A smile spread over her face. She slackened her pace and she talked, though not to me:

"Last spring my husband went down the Dneiper to float lumber, and he never came back. Perhaps he was drowned, or perhaps he found another wife—who knows? My father-in-law and mother-in-law are very poor and very bad. I have two children-a boy and a girl—and how was I to feed them? I was ready to work—to break myself in two working—? but there was no work. And what can a woman earn? My father-in-law scolded. 'You and your children are a millstone around our necks, with your eating and drinking.' My mother-in-law nagged, 'You are young yet; go to the monastery; the monks desire women, and you can earn much money.' I could not stand the hunger of the children, and so I went. Should I have drowned them? I went."

She talked as in her sleep, through her teeth and indistinctly, and her eyes cried out with the pain of motherhood.

"My son is already in his fourth year; his name is Ossip and my daughter's name is Ganka. I beat them when they asked for bread; I beat them. I have wandered a whole month and I have earned four rubles. The monks are miserly. I would have earned more at honest labor. Oh, those devils! What waters can wash me now?"

I felt I ought to say something to her, so I said: "On account of your children, God will forgive you."

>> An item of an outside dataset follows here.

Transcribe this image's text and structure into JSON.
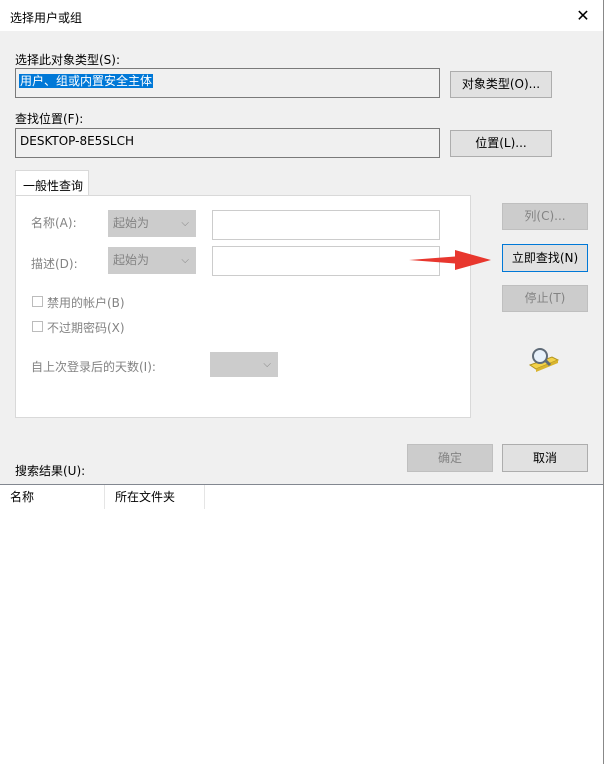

Here she cried out at me. "What is that to me? I'm not guilty before God! If He doesn't forgive me, He doesn't have to, and if He forgives me, I myself cannot forget it. It cannot be worse in hell. There the children will not be with me."

I excited her in vain, I said to myself. But already she could not restrain herself.

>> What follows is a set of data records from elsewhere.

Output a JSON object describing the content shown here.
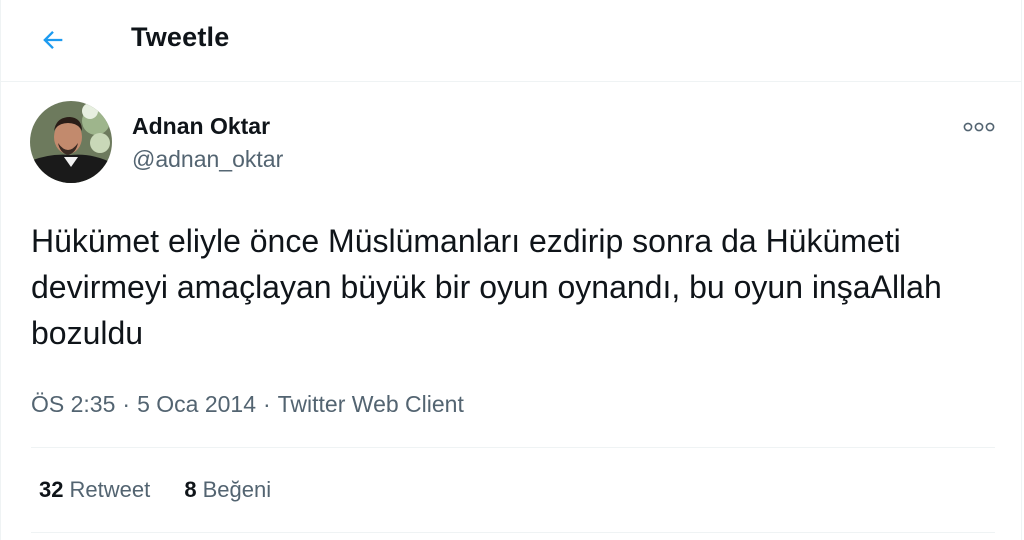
{
  "header": {
    "title": "Tweetle",
    "back_icon": "arrow-left-icon"
  },
  "colors": {
    "accent": "#1d9bf0",
    "text_primary": "#0f1419",
    "text_secondary": "#536471",
    "divider": "#eff3f4"
  },
  "tweet": {
    "author": {
      "display_name": "Adnan Oktar",
      "handle": "@adnan_oktar"
    },
    "more_icon": "more-dots-icon",
    "text": "Hükümet eliyle önce Müslümanları ezdirip sonra da Hükümeti devirmeyi amaçlayan büyük bir oyun oynandı, bu oyun inşaAllah bozuldu",
    "meta": {
      "time": "ÖS 2:35",
      "separator": "·",
      "date": "5 Oca 2014",
      "source": "Twitter Web Client"
    },
    "stats": {
      "retweets": {
        "count": "32",
        "label": "Retweet"
      },
      "likes": {
        "count": "8",
        "label": "Beğeni"
      }
    }
  }
}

"There is no God for the poor. When we were in Zeleniklin on the banks of the Amur, how we celebrated mass and prayed and wept for aid! But did He aid us? We suffered there for three years, and those who did not die from fever returned paupers. My father died there, my mother had her leg broken by a wheel and both my brothers were lost in Siberia."

Her face became like stone. Although her features were heavy, she had a serious beauty about her and her eyes were dark and her hair thick. All night up to early morning I spoke with her sitting on the edge of the wood behind the box of the railroad watchman. I saw that her heart was all burned out, that she was no longer capable of weeping, and only when she spoke of her childhood did she smile twice, involuntarily, and her eyes became softer.

I thought to myself as she spoke, "She's ready to kill. She will murder some one yet or she will become the loosest of the loose. There is no outlet for her."